Is "If $x=5$ then $x^2=25$" a proposition? My teacher said that $x=5$ and $x^2=25$ are not propositions but they are logical predicate with $x$ as a free variable (I don't know what are logical predicate though).
My question is whether "If $x=5$  then $x^2=25$" is a proposition or not?
I think it shouldn't be because the atomic statements aren't propositions themselves.
(And please don't mind any mistake because it's my first time asking a question on StackExchange.)
 A: Usually, in logic, "proposition" has the same meaning of "declarative sentence".
A sentence:

is a meaningful group of words that express a statement, question, exclamation, request, command or suggestion.

In philosophy, there is a sharp contrast between a sentence (a linguistic entity) and the corresponding proposition, i.e. some non-linguistic entity that is expressed by the sentence.
The proposition is taken to be the thing that is in the first instance true or false, while a declarative sentence is true or false derivatively, in virtue of expressing a true or false proposition.
Having said that, a declarative sentence is an expression stating a fact, like: "The rose is red", and we can assign to it a definite meaning and a truth value.
Thus, according to this point of view, an expression with a free variable is not a sentence (proposition) because it lacks a definite meaning.

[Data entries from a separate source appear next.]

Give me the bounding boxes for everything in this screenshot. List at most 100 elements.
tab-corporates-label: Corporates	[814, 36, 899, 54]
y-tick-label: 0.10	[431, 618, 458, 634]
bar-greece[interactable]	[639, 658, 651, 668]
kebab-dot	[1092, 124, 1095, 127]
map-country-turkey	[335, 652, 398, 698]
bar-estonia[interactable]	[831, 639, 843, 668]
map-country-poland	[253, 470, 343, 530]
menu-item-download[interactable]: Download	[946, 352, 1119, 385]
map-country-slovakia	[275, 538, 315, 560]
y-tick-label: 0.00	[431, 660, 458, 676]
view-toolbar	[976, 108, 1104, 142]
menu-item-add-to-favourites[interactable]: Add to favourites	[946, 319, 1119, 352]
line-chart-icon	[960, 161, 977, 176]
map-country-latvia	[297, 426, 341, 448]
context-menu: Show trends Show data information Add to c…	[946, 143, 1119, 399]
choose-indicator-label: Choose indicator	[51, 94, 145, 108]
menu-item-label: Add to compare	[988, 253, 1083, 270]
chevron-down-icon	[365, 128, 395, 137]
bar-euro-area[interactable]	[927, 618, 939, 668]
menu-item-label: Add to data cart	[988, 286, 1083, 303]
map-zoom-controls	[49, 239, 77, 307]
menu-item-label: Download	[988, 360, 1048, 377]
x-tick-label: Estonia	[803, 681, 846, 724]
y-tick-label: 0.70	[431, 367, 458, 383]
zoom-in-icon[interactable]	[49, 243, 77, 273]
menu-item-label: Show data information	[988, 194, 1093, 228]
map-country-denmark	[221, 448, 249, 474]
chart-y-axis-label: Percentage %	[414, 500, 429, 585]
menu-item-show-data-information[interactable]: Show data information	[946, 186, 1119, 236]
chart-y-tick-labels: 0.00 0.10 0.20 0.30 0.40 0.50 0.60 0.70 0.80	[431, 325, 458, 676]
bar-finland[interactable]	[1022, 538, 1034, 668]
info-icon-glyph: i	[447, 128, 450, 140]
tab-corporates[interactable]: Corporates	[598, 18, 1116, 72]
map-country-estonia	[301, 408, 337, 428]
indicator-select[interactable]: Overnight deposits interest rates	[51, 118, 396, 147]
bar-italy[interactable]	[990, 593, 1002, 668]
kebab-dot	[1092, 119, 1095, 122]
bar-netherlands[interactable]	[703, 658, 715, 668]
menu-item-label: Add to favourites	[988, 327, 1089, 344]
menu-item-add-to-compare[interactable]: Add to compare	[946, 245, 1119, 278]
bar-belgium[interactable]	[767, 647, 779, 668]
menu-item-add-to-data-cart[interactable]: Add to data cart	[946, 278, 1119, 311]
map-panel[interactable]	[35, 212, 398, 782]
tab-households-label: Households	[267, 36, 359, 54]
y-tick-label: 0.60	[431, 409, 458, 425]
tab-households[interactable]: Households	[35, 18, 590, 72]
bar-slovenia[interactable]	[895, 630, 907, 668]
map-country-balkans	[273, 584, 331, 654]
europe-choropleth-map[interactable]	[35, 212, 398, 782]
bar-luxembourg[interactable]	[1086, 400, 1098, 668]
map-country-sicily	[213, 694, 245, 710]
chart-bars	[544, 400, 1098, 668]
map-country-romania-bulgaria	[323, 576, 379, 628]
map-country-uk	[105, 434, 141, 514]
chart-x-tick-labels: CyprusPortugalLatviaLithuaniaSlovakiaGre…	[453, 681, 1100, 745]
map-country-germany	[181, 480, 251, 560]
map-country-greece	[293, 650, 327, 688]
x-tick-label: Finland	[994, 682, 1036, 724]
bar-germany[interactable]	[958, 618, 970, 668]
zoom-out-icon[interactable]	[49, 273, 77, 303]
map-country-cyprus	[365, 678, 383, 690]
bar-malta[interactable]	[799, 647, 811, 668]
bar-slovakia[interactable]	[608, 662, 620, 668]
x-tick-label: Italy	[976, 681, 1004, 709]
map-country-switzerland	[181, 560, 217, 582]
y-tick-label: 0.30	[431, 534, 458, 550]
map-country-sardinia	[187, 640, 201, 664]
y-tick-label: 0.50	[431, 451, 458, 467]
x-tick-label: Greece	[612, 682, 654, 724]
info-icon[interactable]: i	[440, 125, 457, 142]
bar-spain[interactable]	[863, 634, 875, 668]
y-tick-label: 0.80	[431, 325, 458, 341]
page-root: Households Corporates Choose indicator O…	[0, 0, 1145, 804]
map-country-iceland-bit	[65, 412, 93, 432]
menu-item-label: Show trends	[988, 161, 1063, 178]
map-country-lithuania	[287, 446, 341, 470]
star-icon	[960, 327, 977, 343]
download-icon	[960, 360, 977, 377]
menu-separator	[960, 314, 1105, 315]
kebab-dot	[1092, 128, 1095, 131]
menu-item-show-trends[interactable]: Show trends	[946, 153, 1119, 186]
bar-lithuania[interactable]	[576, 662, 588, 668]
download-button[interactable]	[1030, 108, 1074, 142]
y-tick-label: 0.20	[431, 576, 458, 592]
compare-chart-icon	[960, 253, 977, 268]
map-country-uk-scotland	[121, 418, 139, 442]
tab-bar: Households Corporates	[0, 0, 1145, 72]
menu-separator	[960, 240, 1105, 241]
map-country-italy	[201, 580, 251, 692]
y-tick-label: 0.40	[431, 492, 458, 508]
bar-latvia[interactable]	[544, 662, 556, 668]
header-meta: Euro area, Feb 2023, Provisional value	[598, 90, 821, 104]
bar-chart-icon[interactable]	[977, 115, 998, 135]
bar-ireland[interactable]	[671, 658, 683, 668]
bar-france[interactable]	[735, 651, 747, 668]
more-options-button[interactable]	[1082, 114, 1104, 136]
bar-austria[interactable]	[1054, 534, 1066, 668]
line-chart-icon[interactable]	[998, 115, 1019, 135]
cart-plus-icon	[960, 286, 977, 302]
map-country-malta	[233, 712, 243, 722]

We can follow Frege's analysis, starting from a sentence: "Socrates is a Philosopher", that we can symbolize with: "$\text{Philosopher}(\text {Socrates})$".
Then erase the name "Socrates", replacing it with a place-holder (a variable) to get:

"$\text{Philosopher}(\xi)$".

The result is an incomplete expression: an open formula.
The incomplete expression has no meaning, unless we replace the variable "$\xi$" occurring in it with a name, and thus it is not a sentence.
The same with the arithmetical sentence "$2 < 5$", from which we get open formula "$x < 5$" replacing the numeral "$2$" (the name of the number two) with the variable "$x$".
As you said, an open formula, i.e. a formula with a free variable (also called propositional function) expresses a predicate.